Le site d'accueil “myspace.com” représente le degré zéro du site personnel: il n'y a rien à définir, on peut le créer en deux minutes, et tous ont la même forme: un «profil» genre fiche signalétique, une section «Qui j'aimerais rencontrer», une section «le “top” de mes amis» (des “amis” qui ont un site “myspace.com”), enfin un blog. Plus d'autres facilités (placer des images, des sons, des vidéos, modifier intégralement le site en le personnalisant avec des pages HTML spécifiques, etc.). Le «degré zéro du site web», c'est comme le degré zéro de l'écriture: une base à partir de quoi chaque auteur va ou non développer un style propre. Une amoureuse parlant de son cher et tendre pourra le dire «formidable et très gentil» ou évoquer son «lion superbe et généreux»; le sens dénotatif se vaut; pour ce que ça connote, ça diffère beaucoup; formellement, on passe du prosaïque au poétique. Avec “myspace.com” on a la même chose: certains l'utiliseront dans sa forme initiale très linéaire et pauvre et auront ainsi le même «mon espace à moi» que tout le monde; d'autres le personnaliseront peu ou prou jusqu'à en faire un véritable espace personnel. Comme vous le savez, il y a bien plus d'«écriveurs» que d'écrivains, de gens qui n'usent que de l'écriture à son degré zéro que d'inventeurs d'images et de formes littéraires. Et on le devine, il y a plus de créateurs de «sites zéro» que de recréateurs de leur espace.
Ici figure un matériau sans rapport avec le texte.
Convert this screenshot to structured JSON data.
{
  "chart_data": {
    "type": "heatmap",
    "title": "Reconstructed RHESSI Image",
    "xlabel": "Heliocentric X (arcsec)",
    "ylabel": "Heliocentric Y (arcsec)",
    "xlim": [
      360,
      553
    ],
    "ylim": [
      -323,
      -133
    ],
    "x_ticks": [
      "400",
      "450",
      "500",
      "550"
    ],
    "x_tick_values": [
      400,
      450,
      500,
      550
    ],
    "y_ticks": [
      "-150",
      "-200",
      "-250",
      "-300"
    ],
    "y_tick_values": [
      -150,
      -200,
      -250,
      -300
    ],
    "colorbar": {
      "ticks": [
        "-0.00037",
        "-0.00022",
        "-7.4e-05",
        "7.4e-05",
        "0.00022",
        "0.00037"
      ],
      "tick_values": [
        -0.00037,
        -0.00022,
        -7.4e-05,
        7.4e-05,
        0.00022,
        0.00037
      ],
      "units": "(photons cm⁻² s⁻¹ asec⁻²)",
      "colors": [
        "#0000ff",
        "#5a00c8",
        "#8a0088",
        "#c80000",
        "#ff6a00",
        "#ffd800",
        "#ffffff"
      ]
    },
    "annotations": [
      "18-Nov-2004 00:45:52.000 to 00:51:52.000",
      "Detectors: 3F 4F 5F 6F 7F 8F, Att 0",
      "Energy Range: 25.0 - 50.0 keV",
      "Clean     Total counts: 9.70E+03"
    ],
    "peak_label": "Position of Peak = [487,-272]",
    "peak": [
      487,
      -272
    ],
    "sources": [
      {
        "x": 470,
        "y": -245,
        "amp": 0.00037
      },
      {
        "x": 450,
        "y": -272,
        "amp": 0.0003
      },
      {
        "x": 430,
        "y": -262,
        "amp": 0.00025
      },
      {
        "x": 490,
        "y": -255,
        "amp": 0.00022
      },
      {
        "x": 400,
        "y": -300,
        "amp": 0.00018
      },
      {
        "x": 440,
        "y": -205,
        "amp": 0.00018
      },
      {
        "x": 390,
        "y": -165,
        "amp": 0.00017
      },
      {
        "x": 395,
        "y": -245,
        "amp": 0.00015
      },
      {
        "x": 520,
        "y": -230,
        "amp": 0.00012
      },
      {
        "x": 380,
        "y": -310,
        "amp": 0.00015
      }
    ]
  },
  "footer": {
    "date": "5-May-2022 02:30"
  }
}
C'est logique, et on se trouve là avec la même limite qu'ailleurs: plus un site est complexe ou personnalisé, plus les compétences et connaissances nécessaires à sa création et à sa maintenance sont importantes. Comme je le précisais, j'ai opté pour une partie «forums» standard, parce que je n'ai pas les connaissances et compétences nécessaires à la création originale de cette partie; de même, les «blogueurs» choisissent cette forme parce qu'elle ne nécessite pas de savoir gérer même un minimum l'arrière-plan, comme le requerrait une forme un peu plus complexe telle que l'outil de création de site «SPIP», ou ses équivalents; “myspace.com” est encore le niveau en-dessous: on n'a même plus besoin de savoir ce qu'on mettra dedans, c'est construit d'avance. Bref, on passe d'une simplification de la forme à une simplification du contenant, puis d'une simplification du contenant à une simplification du contenu… Vous l'aurez perçu avec le nombre de sites “myspace.com” (ou «profils»), le problème d'éjà évoqué pour les blogs est ici démultiplié: à l'heure actuelle, le nombre estimé de blogs est… variable mais important: entre 40 et 80 millions, avec une estimation généralement admise alentour de 60 millions. Je doute: on a vu que sur le seul site «Skyblog» il en existe quelques 5,5 millions; s'il en existe le double seulement en France, autant dans les sept ou huit autres pays équivalents, soit une dizaine, le quadruple dans les quatre pays «avancés» en la matière et le sextuple aux États-Unis, on arrive déjà à plus de 400 millions de blogs. Selon moi, on doit plutôt tourner au-delà de 200 millions de blogs, mais je me trompe peut-être, restons-en à 60 millions.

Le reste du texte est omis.